Skin rash is thought to be a cardinal feature of NLRP3-AID. It can migrate and fluctuate in intensity but is usually persistent or recurrent throughout life. According to the EUROFEVER series, an urticaria-like rash is present in 89% of patients; only 3% lack cutaneous manifestations . Although our patient did have a rash on the abdomen a few times, its non-urticarial and non-persistent character is quite atypical for NLRP3-AID, raising the possibility that it was unrelated to the latter.
Eosinophilia has been reported in moderate to severe forms of NLRP3-AID  In a retrospective study, serum eosinophilia above 1500/mm3 was reported in 7.9% of the 76 NLRP3-AID patients involved . However, eosinophilic organ involvement in the setting of NLRP3-AID appears rarer. In the first case series of severe NRLP3-AID by Prieur et al. in 1987, eosinophilic infiltration of the skin, lymph nodes, and cerebrospinal fluid was described . In 2001, liver biopsy revealed the presence of an inflammatory eosinophilic infiltrate in a patient with severe NLRP3-AID . Our patient developed eosinophilic intestinal infiltration, which has never been reported. The pathogenesis underlying serum and tissue eosinophilia in NLRP3-AID remains unclear. NLRP3-deficient mice were shown to have reduced serum interleukin-5 level and lung eosinophilia, suggesting that the NLRP3 inflammasome induces production of pro-eosinophilic cytokines . Indeed, functional analysis of peripheral blood mononuclear cells in NLRP3-AID patients revealed increased secretion of interleukin-3 and − 5, which both stimulate eosinophil production .

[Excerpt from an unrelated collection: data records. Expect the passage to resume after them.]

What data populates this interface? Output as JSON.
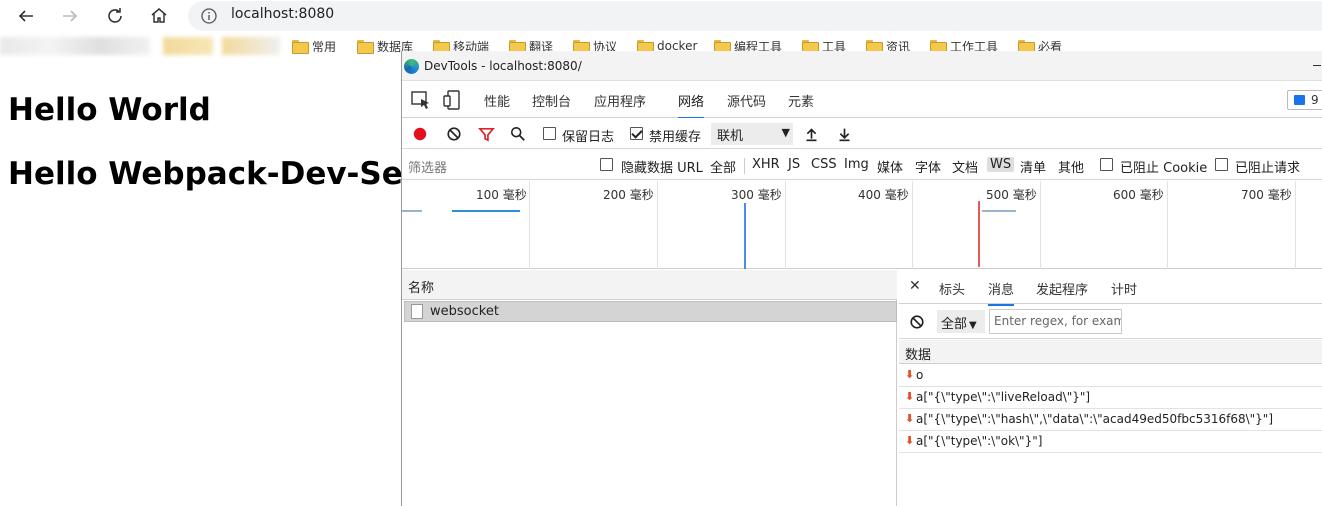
{
  "browser": {
    "url": "localhost:8080",
    "bookmarks": [
      "常用",
      "数据库",
      "移动端",
      "翻译",
      "协议",
      "docker",
      "编程工具",
      "工具",
      "资讯",
      "工作工具",
      "必看"
    ]
  },
  "page": {
    "heading1": "Hello World",
    "heading2": "Hello Webpack-Dev-Server"
  },
  "devtools": {
    "window_title": "DevTools - localhost:8080/",
    "tabs": [
      "性能",
      "控制台",
      "应用程序",
      "网络",
      "源代码",
      "元素"
    ],
    "active_tab": "网络",
    "issues_count": "9",
    "toolbar": {
      "preserve_log": "保留日志",
      "disable_cache": "禁用缓存",
      "throttle": "联机"
    },
    "filter": {
      "placeholder": "筛选器",
      "hide_data_urls": "隐藏数据 URL",
      "types": [
        "全部",
        "XHR",
        "JS",
        "CSS",
        "Img",
        "媒体",
        "字体",
        "文档",
        "WS",
        "清单",
        "其他"
      ],
      "active_type": "WS",
      "blocked_cookies": "已阻止 Cookie",
      "blocked_requests": "已阻止请求"
    },
    "overview_ticks": [
      "100 毫秒",
      "200 毫秒",
      "300 毫秒",
      "400 毫秒",
      "500 毫秒",
      "600 毫秒",
      "700 毫秒"
    ],
    "requests": {
      "column": "名称",
      "rows": [
        "websocket"
      ]
    },
    "detail": {
      "tabs": [
        "标头",
        "消息",
        "发起程序",
        "计时"
      ],
      "active_tab": "消息",
      "filter_select": "全部",
      "search_placeholder": "Enter regex, for exam",
      "data_column": "数据",
      "messages": [
        "o",
        "a[\"{\\\"type\\\":\\\"liveReload\\\"}\"]",
        "a[\"{\\\"type\\\":\\\"hash\\\",\\\"data\\\":\\\"acad49ed50fbc5316f68\\\"}\"]",
        "a[\"{\\\"type\\\":\\\"ok\\\"}\"]"
      ]
    }
  },
  "colors": {
    "accent": "#1a73e8",
    "record": "#e3101f",
    "filter_funnel": "#d9262c",
    "received_arrow": "#e5502a",
    "dom_content_loaded": "#1a73e8",
    "load_event": "#e0403a"
  }
}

Although less prevalent than in familial Mediterranean fever and Tumor necrosis factor receptor-1 associated periodic syndrome, inflammation of pericardial and pleural membranes has been reported in NLRP3-AID . Our patient presented two distinct episodes of pleuritis, and one episode of pericarditis. He also developed three episodes of pseudoseptic arthritis. Each of these episodes had no clear trigger, lasted a few weeks up to 2 months, and recurred every few years. Although inflammatory arthritis and more rarely erosive synovitis are well documented in the spectrum of NLRP3-AID, only one case report has reported results of synovial fluid analysis performed in two patients . The latter revealed markedly elevated white blood cell count similar to our patient.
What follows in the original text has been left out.